Todo cambió tras la lidia y muerte del segundo toro, de los “garcigrandes” de Justo Hernández; escaso de carnes el toro, diríase vareado, castaño bocinegro de capa y bien armado. Un toro de los primeros años de posguerra, de poca chicha y mucha casta, con ese punto de fiereza que tanto se echa en falta. Se llamaba “Candil”, y con él, Emilio de Justo encandiló la tarde, bordó el toreo de capa en el primer tercio, se adornó en quites y cuajó una faena impecable de principio a fin, poniendo la plaza boca abajo en series largas, medidas y ajustadas, al natural y en redondo. Hervía la plaza de entusiasmo cuando se tiró en corto y dejó una estocada letal de necesidad y, de inmediato, tremolaron los pañuelos en los tendidos en petición clamorosa del doble premio; pero, hete aquí que el sujeto que ocupa el centro (y el cetro) del palco presidencial, debió sufrir un ataque de apoplejía y solo concedió una de las dos orejas pedidas, ante el estupor general. Las dos vueltas al ruedo que dio el torero con el premio unitario fueron clamorosas, y aún se pidió que diera una tercera vuelta. El personal estaba ojiplático y malhumorado. Y es que cuando se cabrea de verdad al público de toros, por la vía de lo absurdo, se cae en el pecado mortal de la estulticia. El papanatismo del bausán nunca debe presidir una corrida de toros.
Antes de seguir adelante, aclaro: lo dicho y escrito nada tiene que ver con el brindis que me dedicó el torero en ese toro. Por raro acaso, o casual fortuna, me han brindado varios toros en las Plazas del mundo; pero espero que nadie que conozca mi forma de ser y actuar en este mundillo nuestro, vea en este juicio la esquirla del resentimiento.

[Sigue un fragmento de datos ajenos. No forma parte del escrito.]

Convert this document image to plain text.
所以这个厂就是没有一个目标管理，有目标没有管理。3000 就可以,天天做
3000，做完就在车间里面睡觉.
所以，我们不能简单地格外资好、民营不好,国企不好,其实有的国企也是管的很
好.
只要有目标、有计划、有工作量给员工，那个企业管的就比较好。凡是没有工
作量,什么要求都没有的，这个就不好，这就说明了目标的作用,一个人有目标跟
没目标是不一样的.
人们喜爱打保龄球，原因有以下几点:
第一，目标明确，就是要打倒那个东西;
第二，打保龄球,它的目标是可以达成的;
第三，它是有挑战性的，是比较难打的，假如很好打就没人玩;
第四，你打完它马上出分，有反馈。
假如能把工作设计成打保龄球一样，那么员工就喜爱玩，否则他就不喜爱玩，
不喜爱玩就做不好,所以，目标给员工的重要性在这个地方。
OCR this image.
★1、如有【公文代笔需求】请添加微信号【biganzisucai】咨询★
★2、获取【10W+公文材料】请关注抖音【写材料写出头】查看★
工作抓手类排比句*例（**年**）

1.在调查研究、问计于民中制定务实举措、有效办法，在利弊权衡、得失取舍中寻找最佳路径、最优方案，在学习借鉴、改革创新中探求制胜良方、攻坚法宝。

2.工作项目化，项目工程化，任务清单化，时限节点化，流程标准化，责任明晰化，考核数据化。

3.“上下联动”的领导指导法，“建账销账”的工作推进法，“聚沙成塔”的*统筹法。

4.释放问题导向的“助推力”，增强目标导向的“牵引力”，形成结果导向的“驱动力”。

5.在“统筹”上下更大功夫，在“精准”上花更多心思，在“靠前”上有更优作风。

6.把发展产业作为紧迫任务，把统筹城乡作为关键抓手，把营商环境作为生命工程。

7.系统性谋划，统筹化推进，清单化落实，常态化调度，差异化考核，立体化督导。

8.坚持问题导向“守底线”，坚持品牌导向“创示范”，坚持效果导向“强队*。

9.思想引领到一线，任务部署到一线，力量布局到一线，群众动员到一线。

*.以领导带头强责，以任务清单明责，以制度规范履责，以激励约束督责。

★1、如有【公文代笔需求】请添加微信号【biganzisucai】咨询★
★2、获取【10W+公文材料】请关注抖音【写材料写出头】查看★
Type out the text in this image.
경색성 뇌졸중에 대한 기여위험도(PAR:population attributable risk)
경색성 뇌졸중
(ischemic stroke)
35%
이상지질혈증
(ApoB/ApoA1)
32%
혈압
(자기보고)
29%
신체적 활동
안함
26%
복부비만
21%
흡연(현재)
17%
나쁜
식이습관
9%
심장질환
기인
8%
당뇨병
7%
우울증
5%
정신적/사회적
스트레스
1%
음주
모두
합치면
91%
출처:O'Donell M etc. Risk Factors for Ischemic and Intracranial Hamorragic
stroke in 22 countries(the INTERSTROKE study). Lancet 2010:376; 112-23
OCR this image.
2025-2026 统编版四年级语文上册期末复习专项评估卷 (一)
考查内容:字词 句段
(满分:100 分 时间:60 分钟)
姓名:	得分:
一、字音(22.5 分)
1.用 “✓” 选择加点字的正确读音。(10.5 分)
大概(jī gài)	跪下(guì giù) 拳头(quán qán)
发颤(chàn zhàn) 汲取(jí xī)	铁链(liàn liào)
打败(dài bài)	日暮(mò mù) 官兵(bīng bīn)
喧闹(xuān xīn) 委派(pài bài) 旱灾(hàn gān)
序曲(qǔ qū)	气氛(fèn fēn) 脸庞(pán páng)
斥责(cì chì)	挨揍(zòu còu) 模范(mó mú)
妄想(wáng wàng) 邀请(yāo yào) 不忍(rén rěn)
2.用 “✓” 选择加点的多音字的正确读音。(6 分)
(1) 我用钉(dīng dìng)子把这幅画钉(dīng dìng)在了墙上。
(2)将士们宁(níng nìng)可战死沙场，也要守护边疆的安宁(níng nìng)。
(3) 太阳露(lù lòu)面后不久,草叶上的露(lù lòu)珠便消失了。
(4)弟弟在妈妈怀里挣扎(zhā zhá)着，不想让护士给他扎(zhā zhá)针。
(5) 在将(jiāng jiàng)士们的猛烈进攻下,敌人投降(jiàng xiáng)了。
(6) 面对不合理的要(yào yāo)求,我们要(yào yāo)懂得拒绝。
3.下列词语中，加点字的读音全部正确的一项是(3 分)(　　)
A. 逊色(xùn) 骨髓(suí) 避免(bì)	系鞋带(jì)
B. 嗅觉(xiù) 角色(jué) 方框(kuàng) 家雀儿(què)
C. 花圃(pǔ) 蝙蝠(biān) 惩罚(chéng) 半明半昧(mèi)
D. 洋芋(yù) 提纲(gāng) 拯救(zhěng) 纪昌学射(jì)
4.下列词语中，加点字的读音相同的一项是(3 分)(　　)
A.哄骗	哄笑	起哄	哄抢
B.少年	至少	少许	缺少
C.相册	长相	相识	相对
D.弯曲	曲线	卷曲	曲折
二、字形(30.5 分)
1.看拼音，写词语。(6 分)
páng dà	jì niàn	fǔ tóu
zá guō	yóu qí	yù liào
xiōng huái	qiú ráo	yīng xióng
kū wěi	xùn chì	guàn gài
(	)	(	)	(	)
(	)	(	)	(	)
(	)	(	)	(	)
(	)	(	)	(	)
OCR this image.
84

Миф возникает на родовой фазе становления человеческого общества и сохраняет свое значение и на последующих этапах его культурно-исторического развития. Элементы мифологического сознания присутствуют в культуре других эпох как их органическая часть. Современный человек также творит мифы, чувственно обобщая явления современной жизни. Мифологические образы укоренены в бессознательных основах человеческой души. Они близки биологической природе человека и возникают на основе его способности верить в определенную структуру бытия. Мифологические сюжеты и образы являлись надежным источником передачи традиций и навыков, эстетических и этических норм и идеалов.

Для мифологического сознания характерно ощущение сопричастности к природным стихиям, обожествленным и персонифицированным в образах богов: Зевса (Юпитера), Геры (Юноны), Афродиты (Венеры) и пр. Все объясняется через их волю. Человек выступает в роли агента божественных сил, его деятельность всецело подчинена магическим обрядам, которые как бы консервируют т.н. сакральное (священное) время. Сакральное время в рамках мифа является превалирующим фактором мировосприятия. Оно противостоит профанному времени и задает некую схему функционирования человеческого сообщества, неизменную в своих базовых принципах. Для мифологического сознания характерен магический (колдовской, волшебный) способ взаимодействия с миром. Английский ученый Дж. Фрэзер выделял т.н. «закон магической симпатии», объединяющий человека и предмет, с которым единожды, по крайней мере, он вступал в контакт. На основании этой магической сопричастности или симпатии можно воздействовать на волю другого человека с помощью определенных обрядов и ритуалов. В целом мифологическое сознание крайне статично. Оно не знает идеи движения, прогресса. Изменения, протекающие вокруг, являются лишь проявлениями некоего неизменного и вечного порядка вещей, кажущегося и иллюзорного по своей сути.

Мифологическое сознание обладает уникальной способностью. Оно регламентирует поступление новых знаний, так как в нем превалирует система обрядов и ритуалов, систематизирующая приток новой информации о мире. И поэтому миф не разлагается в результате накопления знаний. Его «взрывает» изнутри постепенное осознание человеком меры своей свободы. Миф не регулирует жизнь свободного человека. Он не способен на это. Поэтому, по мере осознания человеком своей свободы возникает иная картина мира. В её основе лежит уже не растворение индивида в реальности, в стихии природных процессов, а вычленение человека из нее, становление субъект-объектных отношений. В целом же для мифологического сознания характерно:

Menos mal que Morante (inédito ante el inservible primer toro de la corrida) empezó a tornar la faz abúlica de la gente en otra más confortante a agradecida, merced a su toreo esplendoroso y lumínico, inimitable, a un torito noble y pronto echado a tierra de una estocada, cobrada con decisión, que le valió, a su vez, el premio de la oreja.
Al desaguisado anterior respondió Emilio de Justo con una larga cambiada de rodillas en el centro del ruedo como saludo al quinto de la tarde, para, después, construir una faena, toda ella en el terreno más abierto del ruedo, conduciendo las tandas de muletazos en redondo de mucho mando, porque el de Garcigrande fue el otro toro encastado y bravo de la corrida y, por tanto, precisaba dominio absoluto de la situación. Esta faena fue más vibrante que la
anterior, aunque menos artística, pero también muy meritoria, toda ella jaleada por fervor por el público. La estocada en la yema derribó al de Garcigrande y mientras se coreaban los gritos de ¡torero!, ¡torero!, la plaza era un clamor. El alboroto iba in crescendo y, quien más quien menos, recelaba de la decisión del reticiente regidor; `pero, esta vez sacó dos veces su pañuelo, bien que con un feo gesto de desprecio (¡!) la segunda vez. Increíble.
Roca Rey se estrelló ante la inanición de un inválido, tercero de la tarde, y con el infortunio del sexto, un toro guapo y serio que se rompió físicamente en su furibunda pelea con el caballo de picar. Pareció cojear por su trote inarmónico y fue devuelto a los corrales. El suplente (sobrero), también fue mansurrón y deslucido. Lo mejor de Roca, su contundencia con la espada.
La corrida, pues, se prolongó más de lo previsto, con algún susto por atropello del peonaje, por fortuna sin consecuencias. Fue un final tardío, pero exitoso, para un torero vestido de verde y oro que volvió a salir en hombros por la puerta grande de la Plaza del paseo de Zorrilla, donde triunfa a golpe cantado; aunque, en esta ocasión, De Justo y lo injusto se tuvieran que ver, frente a frente. Ganó el torero, naturalmente. Lo demás, es filfa.